Carolina Bescansa is a Spanish politician and political scientist who co-founded the political party Podemos. She was a representative for Madrid in the Spanish Congress of Deputies from 2016 to 2019.

==Academic work==
Bescansa is from Santiago de Compostela. She studied Sociology and Political Science in Grenada and Madrid, focusing specifically on political sociology and the study of constitutional law. After graduating in 1994, she did a specialist degree in constitutional law at the Centre for Political and Constitutional Studies. She then became a doctoral student at the Complutense University of Madrid, and in the 1999–2000 school year she participated in an Education Abroad Program at the University of California, San Diego.

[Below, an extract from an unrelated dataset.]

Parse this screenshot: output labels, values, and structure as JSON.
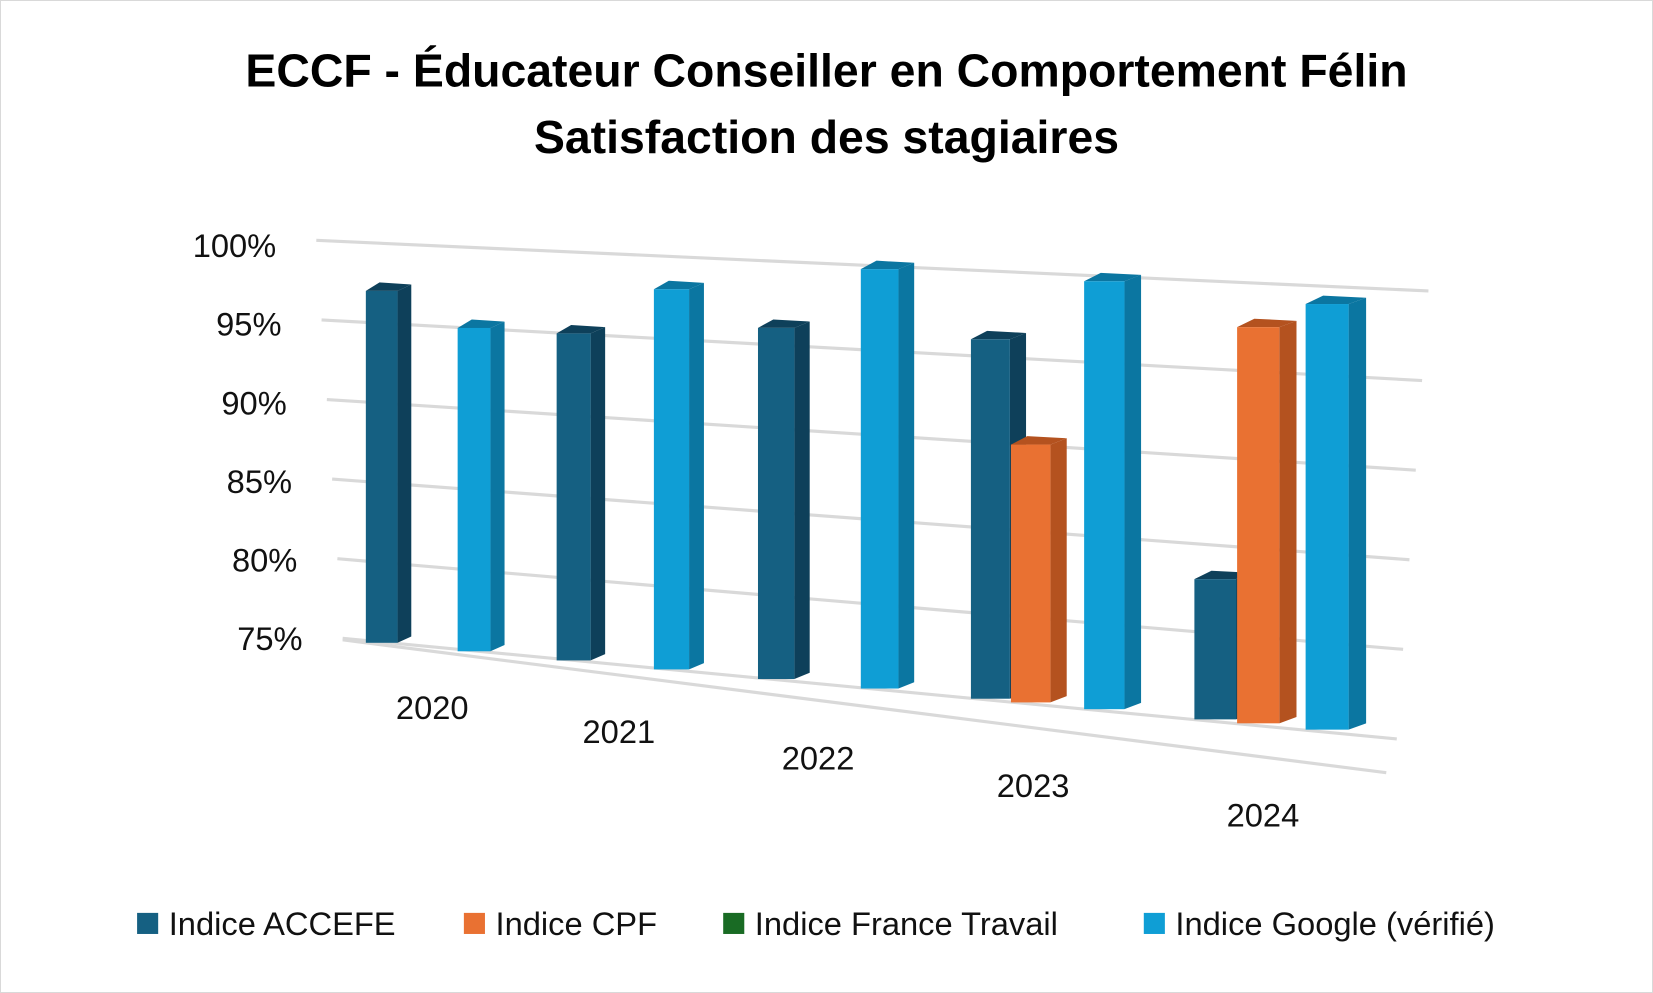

In 1995, she began to teach political science classes at the Complutense University of Madrid, where she became a member of the political science faculty specializing in the methodology of political science research.

==Political career==
Bescansa was a co-founder of the political party Podemos, officially registering it as a political party on 11 March 2014 together with Pablo Iglesias Turrión and Juan Carlos Monedero.

In 2014, Bescansa was not on the party list of Podemos, but that year she was elected to the Citizens' Council of the party with about 85% of the votes. This made her the most powerful woman and one of the three most powerful people in the party organization. Bescansa also used her expertise as a political science methodologist in her partisan work, heading the party's political analysis unit and analysing its surveys.

In the 2015 Spanish general election, Bescansa was ranked second on the Podemos party list to the Congress of Deputies for the Madrid constituency, and she won the seat. She launched a candidacy for President of the Congress of Deputies, but lost the race to Patxi López.

In 2017, Bescansa publicly split with the leadership of Podemos, and left her positions within the party. She was subsequently affiliated with a coalition of Más País and Equo.